Monday, June 14, 2010

How to Give a Good Critique (what makes a good critique)

Friday I mentioned I would post today about what makes a good critique.  If you're looking to pay a professional for a critique, check out children's author, Margot Finke, and her advice of what to watch for.

It has been said to also be leery of fellow writers (or anyone else) who wish to dole out free critiques because they are often looking to make their fellow writers feel bad and become discouraged.  Some go out of their way to really trash a manuscript.  I am not one of those writers or critiquers.

I love to write and I love to read good picture books.  I love to give encouragement and help others feel the same level of determination that I enjoy.  I respect writers and the work we do.  When I do critiques for the winner of my monthly contest I hope to offer helpful comments and an honest opinion.

Here's what you can expect:

  • Praise for good writing found in phrases, paragraphs, and sections.
  • Examples of where and how to cut wordy sections.
  • Examples of how to make dialogue more age appropriate.
  • Examples of how to create stronger verbs.
  • Comments on the overall structure of plot. 
  • Suggestions to help clarify the plot in areas of confusion.
  • A summary of my critique detailing the areas that need help and the areas that work well. 
Another good thing to do is to join a critique group, or start your own.  You can become a member of the CBI Clubhouse (Children's Book Insider) and hook up with fellow writers.  I know of several writers that are members of multiple critique groups.  One may be for picture books, and another may be for novels.  The more people you have look at a piece, especially in the early stages, the more eyes and ears you have working for you.  And I'm just one more set of eyes and ears.  One opinion.  Any story you write is YOUR story, and you must stay true to your own vision.

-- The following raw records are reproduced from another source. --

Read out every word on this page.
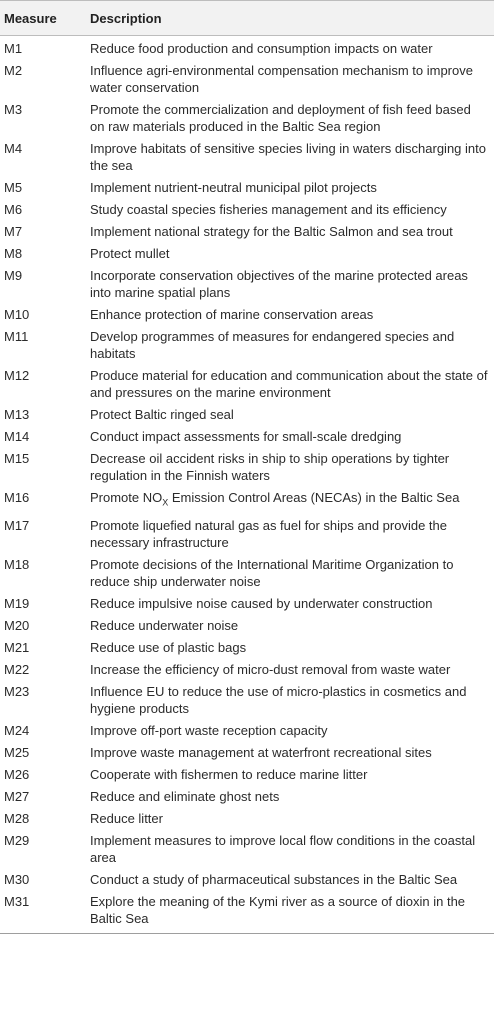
Measure	Description
M1	Reduce food production and consumption impacts on water
M2	Influence agri-environmental compensation mechanism to improve water conservation
M3	Promote the commercialization and deployment of fish feed based on raw materials produced in the Baltic Sea region
M4	Improve habitats of sensitive species living in waters discharging into the sea
M5	Implement nutrient-neutral municipal pilot projects
M6	Study coastal species fisheries management and its efficiency
M7	Implement national strategy for the Baltic Salmon and sea trout
M8	Protect mullet
M9	Incorporate conservation objectives of the marine protected areas into marine spatial plans
M10	Enhance protection of marine conservation areas
M11	Develop programmes of measures for endangered species and habitats
M12	Produce material for education and communication about the state of and pressures on the marine environment
M13	Protect Baltic ringed seal
M14	Conduct impact assessments for small-scale dredging
M15	Decrease oil accident risks in ship to ship operations by tighter regulation in the Finnish waters
M16	Promote $NO_X$ Emission Control Areas (NECAs) in the Baltic Sea
M17	Promote liquefied natural gas as fuel for ships and provide the necessary infrastructure
M18	Promote decisions of the International Maritime Organization to reduce ship underwater noise
M19	Reduce impulsive noise caused by underwater construction
M20	Reduce underwater noise
M21	Reduce use of plastic bags
M22	Increase the efficiency of micro-dust removal from waste water
M23	Influence EU to reduce the use of micro-plastics in cosmetics and hygiene products
M24	Improve off-port waste reception capacity
M25	Improve waste management at waterfront recreational sites
M26	Cooperate with fishermen to reduce marine litter
M27	Reduce and eliminate ghost nets
M28	Reduce litter
M29	Implement measures to improve local flow conditions in the coastal area
M30	Conduct a study of pharmaceutical substances in the Baltic Sea
M31	Explore the meaning of the Kymi river as a source of dioxin in the Baltic Sea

Happy writing!  And happy revising!


  1. I had a query in a contest in which a critter told me it was nothing but cliches. This was after 6 others told me they loved it. The agent also didn't share the individual's opionion. ;)

    You definitely have to be careful with who you agree to have crit your work. On the other end are the critters who don't give you much feedback, and leave you thinking your ms is ready for prime time when it isn't.

    Great post!

  2. Stina,

    Yes, if we're not careful about who we let critique our work, it could make us second guess ourselves. But on the other hand, if we get defensive and let our feelings get hurt, so long as the comments are honest, are we even willing to revise our work?

    I think it's most important to know what to agree with and what to disagree with, no matter who critiques a manuscript. If we stay true to our vision, I think we'll be able to see what others are able to see with fresh eyes.

    I'll get a piece to a point that I'd swear it was ready. And then, WHAM! my critique group reads it and I'll say, "Man, you guys are good. I can't believe I didn't see that!" But then some will say a few things that I totally disagree with and I just ignore those comments, after carefully considering them (just in case).

    Thanks for the comment and for following my blog. Hope you visit often.